2. Sprecher: Für die einen ist das wie ein Traum in Weiß aus
Tausendundeiner Nacht. Für die anderen ein wahrer Alptraum, gleichbedeutend
mit dem Anfang vom Ende: die Hochzeit. Immer mehr Paare favorisieren deshalb
die wilde Ehe. Allein in Deutschland dürften es inzwischen weit über
zwei Millionen sein. Ihre Devise: zusammen lieben und leben ja, doch Hochzeitsmarsch
und Trauschein, nein, danke.
Irmtraud Koch und Hans-Jürgen Schütz aus Hühnfeld bei Fulda:
Seit fast vierzehn Jahren leben die beiden in einer
eheähnlichen Gemeinschaft, wie es auf Amtsdeutsch heißt.
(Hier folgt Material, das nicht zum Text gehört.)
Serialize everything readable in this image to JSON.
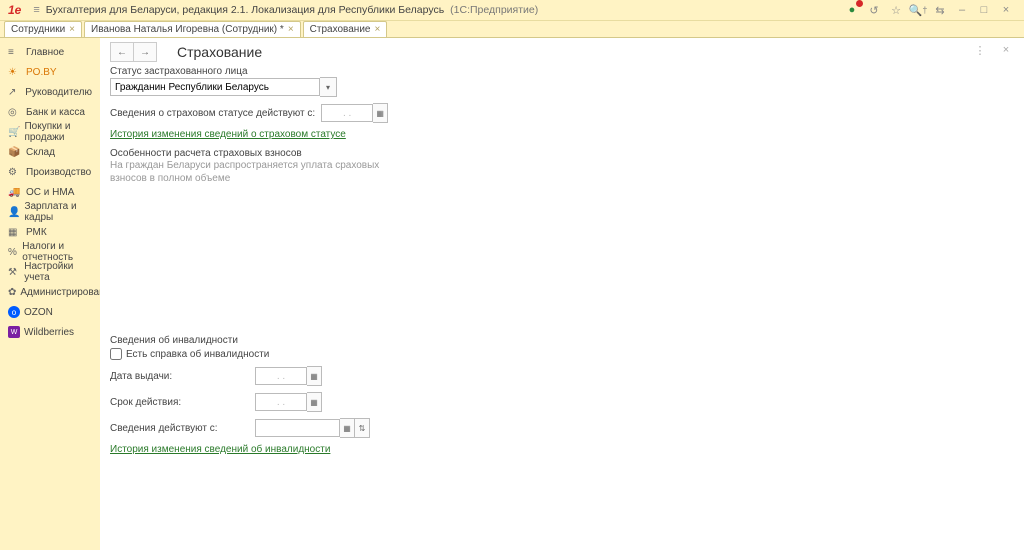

Sohn Tobias
wurde vor elf Jahren geboren und machte aus dem Paar eine Familie, wenn auch
nicht im Sinne des Gesetzes, denn dafür fehlt eben der Trauschein. Für
Irmtraud Koch und ihren Partner eine bloße Formalität, auf die beide
gern verzichten, auch wenn sie deshalb die Früchte steuerlicher Vorteile
für Ehepaare nicht genießen können.
Umso erstaunter war die gelernte Krankenschwester, als sie feststellen mußte,
daß der Staat sie auf einem anderen Gebiet finanziell behandelte, als
sei sie verheiratet, zugunsten der Finanzkasse natürlich. Denn als sie
1985 nach längerer Arbeitslosigkeit auf Arbeitslosenhilfe angewiesen war,
wurde das Einkommen ihres Partners wie bei Ehegatten angerechnet und in Abzug
gebracht. Die Begründung: der gemeinsame Topf, aus dem auch in eheähnlichen
Gemeinschaften gewirtschaftet würde.
Inntraud Koch: Ich fand's halt unverschämt, daß man keine
steuerlichen Vorteile hat wie in einer Ehe, aber da ich dann Arbeitslosenhilfe
bezogen habe, der Partner dann 'rangezogen wurde, mich mitzuunterstützen,
und das hat DM 400,- im Monat ausgemacht, und das war sehr viel Geld für
mich. So
...
Sprecher:
Eine deutlich spürbare Ungleichbehandlung also, die sich Irrntraud
Koch nicht gefallen lassen wollte. Das Arbeitsamt Fulda jedoch wies ihre Beschwerde
gegen den gekürzten Bewilligungsbescheid mit Verweis auf die Regelung des
Arbeitsförderungsgesetzes zurück. Der damaligen Arbeitslosenhilfempfängerin
blieb nur der Gang zum Rechtsanwalt mit anschließender Klage vor dem Sozialgericht
Fulda.
Ende '86 setzten dort die Sozialrichter das Verfahren aus und baten das Bundesverfassungsgericht
um Klärung. Heute morgen nun--Justitias Mühlen mahlen bekanntlich
langsam--traten die Karlsruher Verfassungshüter zusammen. Der erste Senat
muß jetzt entscheiden, ob das Arbeitsförderungsgesetz in seiner Gleichstellung
von Ehen und nichtehelichen Lebensgemeinschaften mit dem Grundgesetz vereinbar
ist.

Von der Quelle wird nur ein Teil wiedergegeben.